The vary method adds the field to the Vary response header if it’s not already there.

For example, we can use it as follows:

const express = require('express');  
const path = require('path');  
const app = express()  
app.use(express.json())  
app.use(express.urlencoded({ extended: true }))
app.get('/', (req, res) => {  
  res.vary('User-Agent').send();  
})  
app.listen(3000);

Then we have the Vary response header set to User-Agent .

The Vary header lets us to content negotiation, which is a mechanism for serving different kinds of data with the same URL.

The user agent can specify what’s best for the server.

The Vary header indicates which headers it’s used for content negotiation.

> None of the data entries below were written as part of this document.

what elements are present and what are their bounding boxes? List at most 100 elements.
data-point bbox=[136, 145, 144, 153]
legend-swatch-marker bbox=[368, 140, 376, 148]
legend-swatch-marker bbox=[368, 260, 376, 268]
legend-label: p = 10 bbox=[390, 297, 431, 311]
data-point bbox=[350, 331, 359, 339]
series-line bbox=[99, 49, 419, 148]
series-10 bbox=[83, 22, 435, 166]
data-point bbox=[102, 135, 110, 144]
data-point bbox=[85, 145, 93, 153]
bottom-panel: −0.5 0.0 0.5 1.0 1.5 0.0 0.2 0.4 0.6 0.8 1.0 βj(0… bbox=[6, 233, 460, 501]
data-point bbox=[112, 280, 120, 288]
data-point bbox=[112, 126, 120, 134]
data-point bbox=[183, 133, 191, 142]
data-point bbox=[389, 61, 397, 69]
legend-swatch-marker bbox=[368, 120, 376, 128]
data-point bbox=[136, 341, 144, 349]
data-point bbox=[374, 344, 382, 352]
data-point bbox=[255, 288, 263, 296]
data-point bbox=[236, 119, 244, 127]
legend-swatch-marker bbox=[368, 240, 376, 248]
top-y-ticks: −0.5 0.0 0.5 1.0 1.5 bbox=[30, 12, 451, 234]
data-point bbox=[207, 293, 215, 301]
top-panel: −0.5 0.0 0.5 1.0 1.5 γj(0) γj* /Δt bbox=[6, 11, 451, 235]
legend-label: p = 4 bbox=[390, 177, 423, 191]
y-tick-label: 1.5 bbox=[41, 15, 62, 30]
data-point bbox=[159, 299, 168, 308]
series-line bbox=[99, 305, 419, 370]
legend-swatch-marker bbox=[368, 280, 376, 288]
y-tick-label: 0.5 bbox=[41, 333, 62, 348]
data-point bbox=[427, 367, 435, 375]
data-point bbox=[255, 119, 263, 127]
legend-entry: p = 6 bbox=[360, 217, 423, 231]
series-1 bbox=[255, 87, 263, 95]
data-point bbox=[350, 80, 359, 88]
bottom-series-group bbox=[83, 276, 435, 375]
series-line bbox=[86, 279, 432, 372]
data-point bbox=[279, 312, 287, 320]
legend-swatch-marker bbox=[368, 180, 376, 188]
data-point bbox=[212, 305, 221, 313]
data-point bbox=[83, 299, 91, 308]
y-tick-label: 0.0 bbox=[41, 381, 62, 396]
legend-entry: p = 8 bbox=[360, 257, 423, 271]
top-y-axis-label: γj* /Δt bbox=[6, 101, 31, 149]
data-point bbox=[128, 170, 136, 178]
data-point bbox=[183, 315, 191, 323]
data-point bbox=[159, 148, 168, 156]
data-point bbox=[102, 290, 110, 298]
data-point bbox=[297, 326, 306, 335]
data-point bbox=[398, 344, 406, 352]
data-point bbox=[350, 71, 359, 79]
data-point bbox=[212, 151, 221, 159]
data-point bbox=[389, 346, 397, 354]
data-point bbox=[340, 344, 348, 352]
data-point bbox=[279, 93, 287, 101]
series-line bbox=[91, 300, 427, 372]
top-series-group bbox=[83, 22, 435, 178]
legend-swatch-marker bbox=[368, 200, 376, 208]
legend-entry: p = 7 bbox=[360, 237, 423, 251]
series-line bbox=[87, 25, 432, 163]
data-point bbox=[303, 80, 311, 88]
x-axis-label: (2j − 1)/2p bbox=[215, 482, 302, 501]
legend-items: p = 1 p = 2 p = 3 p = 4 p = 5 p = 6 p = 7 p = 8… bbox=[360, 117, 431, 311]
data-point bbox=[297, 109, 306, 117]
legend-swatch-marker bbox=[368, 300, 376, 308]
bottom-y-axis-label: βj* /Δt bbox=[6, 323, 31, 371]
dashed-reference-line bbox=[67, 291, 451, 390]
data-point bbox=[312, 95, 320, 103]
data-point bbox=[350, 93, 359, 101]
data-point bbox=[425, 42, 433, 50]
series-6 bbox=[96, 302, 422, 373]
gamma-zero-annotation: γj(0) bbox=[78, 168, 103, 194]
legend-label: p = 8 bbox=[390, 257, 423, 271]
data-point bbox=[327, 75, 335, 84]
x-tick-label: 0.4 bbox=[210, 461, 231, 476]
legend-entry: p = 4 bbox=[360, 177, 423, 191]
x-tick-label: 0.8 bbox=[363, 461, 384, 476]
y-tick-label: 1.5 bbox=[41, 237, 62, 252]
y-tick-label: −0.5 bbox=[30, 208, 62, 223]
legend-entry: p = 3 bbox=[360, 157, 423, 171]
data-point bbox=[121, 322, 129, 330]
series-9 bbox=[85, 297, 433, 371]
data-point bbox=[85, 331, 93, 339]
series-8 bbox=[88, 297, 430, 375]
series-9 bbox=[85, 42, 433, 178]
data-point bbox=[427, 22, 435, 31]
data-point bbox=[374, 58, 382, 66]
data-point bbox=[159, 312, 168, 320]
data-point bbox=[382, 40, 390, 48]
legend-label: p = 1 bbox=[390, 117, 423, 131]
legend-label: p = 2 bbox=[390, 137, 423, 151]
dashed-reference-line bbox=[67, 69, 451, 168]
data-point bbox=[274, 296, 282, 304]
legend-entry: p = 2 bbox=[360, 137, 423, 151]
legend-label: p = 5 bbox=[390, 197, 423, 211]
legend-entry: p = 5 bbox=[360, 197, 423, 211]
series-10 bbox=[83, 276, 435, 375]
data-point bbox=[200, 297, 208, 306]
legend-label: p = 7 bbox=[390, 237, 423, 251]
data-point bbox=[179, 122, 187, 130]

Since we have the Vary header set to User-Agent , our app uses the User-Agent header to serve different kinds of content according to the user agent of the browser.

Conclusion

The set method lets us set headers before sending our response. It takes an object with the response headers that we want to send.

status method is for setting a response status code before sending it. We can chain it with the response body.

The type method is for setting the Content-Type header value. The returned MIME-type is determined by the mime.lookup() method from node-mime .

The vary method for setting the Vary header value. The Vary header is used for content negotiation, which is serving different content according to the field specified by the Vary header’s value with the same URL.